The Future-Ready MSO: Agentic AI and Operational Elasticity
The next phase of automation for MSOs will come from what’s being called agentic AI—systems that can operate with autonomy across digital ecosystems. These aren’t chatbots or rule-based scripts; they’re active participants in workflows. They can detect an expiring prior authorization, log into the payor portal, update a claim, notify the clinic, and record the transaction in the EHR—all without manual intervention.
This is where the idea of operational elasticity becomes real. MSOs can flex capacity up or down instantly, adapting to demand without hiring sprees or layoffs. In an industry known for thin margins and unpredictable volumes, elasticity is the new competitive advantage. The MSOs that master it will be able to scale faster and absorb shocks—whether from policy changes, labor shortages, or market consolidation.
A Roadmap for Modernization
Transforming a multi-state operation doesn’t require a moonshot. The most successful MSOs start small: one workflow, one market, one pilot team. They begin by auditing where staff time is most heavily concentrated—usually in eligibility checks, prior authorization follow-ups, or billing status calls. Once automation demonstrates a clear return, they replicate the model across other states.
Progress often accelerates from there. Metrics such as call resolution time, denial backlog, and cost per call improve in parallel. The key is to view automation not as a project but as an ongoing capability—something that evolves alongside the organization’s footprint.
The 2026 Advantage
In 2026, the differentiator for MSOs won’t be scale—it will be adaptability. Anyone can grow bigger; the challenge is growing smarter. Labor costs will continue to climb, regulations will keep shifting, and patients will expect the same digital convenience they get everywhere else in their lives. The MSOs that thrive will be those that use automation to close those gaps before they widen.
AI isn’t replacing the human connection in healthcare; it’s restoring it by freeing people from the tedium that keeps them from focusing on care. When routine work runs itself, staff can concentrate on the conversations that matter—the ones that build trust, loyalty, and long-term patient relationships.
The SuperDial Approach
At SuperDial, we see automation not as a technology project but as an operational philosophy.
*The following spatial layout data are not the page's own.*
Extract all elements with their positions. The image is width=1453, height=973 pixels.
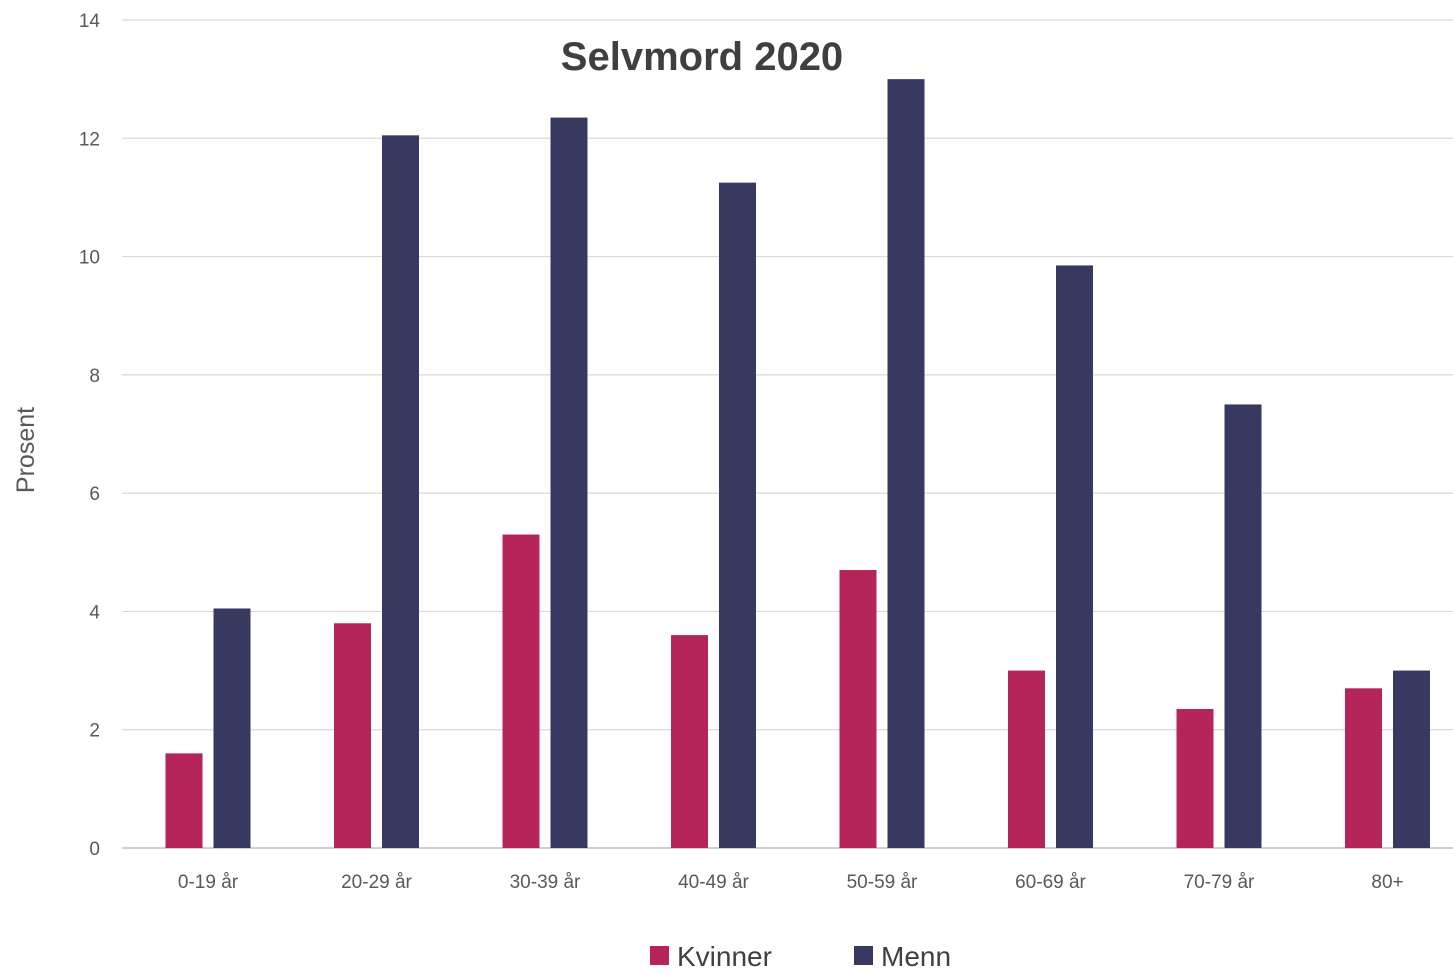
- bar-kvinner-50-59-r: [839, 570, 877, 848]
- y-tick-label: 2: [89, 721, 100, 742]
- bar-kvinner-0-19-r: [165, 753, 203, 848]
- y-tick-label: 8: [89, 366, 100, 387]
- bar-menn-30-39-r: [550, 117, 588, 849]
- bar-menn-60-69-r: [1056, 265, 1093, 848]
- x-category-label: 0-19 år: [178, 872, 239, 893]
- x-category-label: 80+: [1371, 872, 1403, 893]
- bar-kvinner-40-49-r: [671, 635, 708, 848]
- y-axis-title: Prosent: [12, 407, 40, 493]
- y-tick-label: 0: [89, 839, 100, 860]
- y-tick-label: 12: [79, 129, 100, 150]
- legend: Kvinner Menn: [650, 941, 951, 972]
- x-axis-categories: 0-19 år 20-29 år 30-39 år 40-49 år 50-59 år 6…: [178, 872, 1404, 893]
- bars: [165, 79, 1430, 849]
- bar-menn-70-79-r: [1224, 404, 1262, 848]
- y-tick-label: 4: [89, 602, 100, 623]
- x-category-label: 40-49 år: [678, 872, 749, 893]
- bar-menn-0-19-r: [213, 608, 251, 848]
- x-category-label: 20-29 år: [341, 872, 412, 893]
- y-tick-label: 10: [79, 248, 100, 269]
- bar-kvinner-60-69-r: [1008, 670, 1045, 848]
- y-tick-label: 6: [89, 484, 100, 505]
- x-category-label: 30-39 år: [510, 872, 581, 893]
- y-axis-ticks: 0 2 4 6 8 10 12 14: [79, 11, 101, 860]
- legend-label-kvinner: Kvinner: [677, 941, 772, 972]
- bar-menn-50-59-r: [887, 79, 925, 848]
- chart-title: Selvmord 2020: [561, 35, 843, 79]
- bar-kvinner-30-39-r: [502, 534, 540, 848]
- x-category-label: 70-79 år: [1184, 872, 1255, 893]
- bar-kvinner-70-79-r: [1176, 709, 1214, 848]
- y-tick-label: 14: [79, 11, 101, 32]
- bar-menn-20-29-r: [382, 135, 419, 849]
- legend-label-menn: Menn: [881, 941, 951, 972]
- x-category-label: 60-69 år: [1015, 872, 1086, 893]
- x-category-label: 50-59 år: [847, 872, 918, 893]
- legend-swatch-menn: [854, 946, 873, 965]
- bar-menn-40-49-r: [719, 182, 756, 849]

Our AI voice and workflow systems are built specifically for healthcare, helping MSOs automate thousands of daily calls, ensure compliance across state lines, and maintain the consistency that patients expect from a unified brand.
By combining voice automation, text communication, and analytics, we help organizations achieve what once seemed impossible: scaling multi-state operations without scaling payroll. Check out a demo to see how it works.
TLDR
The MSO model has always been about leverage—making it possible for providers to focus on care while the business side runs smoothly in the background. In 2026, that principle still holds, but the tools have changed.
The organizations that embrace AI-driven operations now will enter the next phase of healthcare not as followers, but as architects of a new standard: one where growth doesn’t come at the expense of people, and scale doesn’t mean chaos.